CPI-what is it, how it’s constructed

• CPI is a measure of the cost of living, or the cost of goods and services purchased by the typical household in an economy.

• It’s constructed by a statistical service in each country: it creates a hypothetical basket of goods that are consumed by a typical household during the year (price x quantity=total value of basket). Then the value of the same basket is calculated for subsequent years. CPI shows how the value of the basket changes from year to year by comparing its value with the base year.

SUMMING UP

• The consumer price index (CPI) is a measure of the cost of living for the typical household and compares the value of a basket of goods and services in one year with the value of the same basket in a base year. Inflation( and deflation) are measured as a percentage change in the value of the basket from one year to another. A positive percentage change indicates inflation. A negative percentage change indicates deflation.

PROBLEMS WITH CPI

*Explain that different income earners may experience a different rate of inflation when their pattern of consumption is not accurately reflected by CPI

*Explain that inflation figures may not accurately reflect changes in consumption patters and the quality of the products purchased

,,Typical basket” problems

•Different rates of inflation for different income earners

•Different rates of inflation depending on regional or cultural factors

•Changes in consumption patters due to consumer substitutions when relative price changes

•Changes in consumption patterns due to increasing use of discount stores and sales.

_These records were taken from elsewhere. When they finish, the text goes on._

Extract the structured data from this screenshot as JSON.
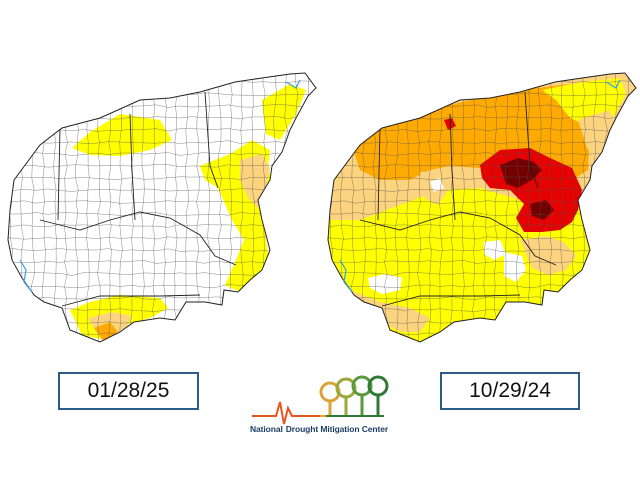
{
  "maps": [
    {
      "date": "01/28/25",
      "colors": {
        "none": "#ffffff",
        "d0": "#ffff00",
        "d1": "#fcd37f",
        "d2": "#ffaa00",
        "d3": "#e60000",
        "d4": "#730000"
      }
    },
    {
      "date": "10/29/24",
      "colors": {
        "none": "#ffffff",
        "d0": "#ffff00",
        "d1": "#fcd37f",
        "d2": "#ffaa00",
        "d3": "#e60000",
        "d4": "#730000"
      }
    }
  ],
  "logo": {
    "name_part1": "National",
    "name_part2": "Drought Mitigation Center"
  }
}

•Changes in consumption patterns due to introduction of new products

•Changes in product quality

• International comparisons

•Comparability over time

THE CORE RATE OF INFLATION

*Explain that economists measure a core/underlying rate of inflation to eliminate the effect of sudden swings in the prices of food and oil

Highly volatile prices may give rise to misleading interpretation about inflation.SOLUTION: Don’t include products with highly volatile prices in CPI (products such as food and energy)

THE PRODUCER PRICE INDEX

*Explain that a producer price index measuring changes in the prices of factors of production may be useful in predicting future

inflation.

Producer price index (PPI)- several indices of prices received by producers of goods at various stages in the production process for example:- PPI for inputs- PPI for intermediate goods- PPI for final goodsPPI measures price level changes from the point of view of producer rather than consumers.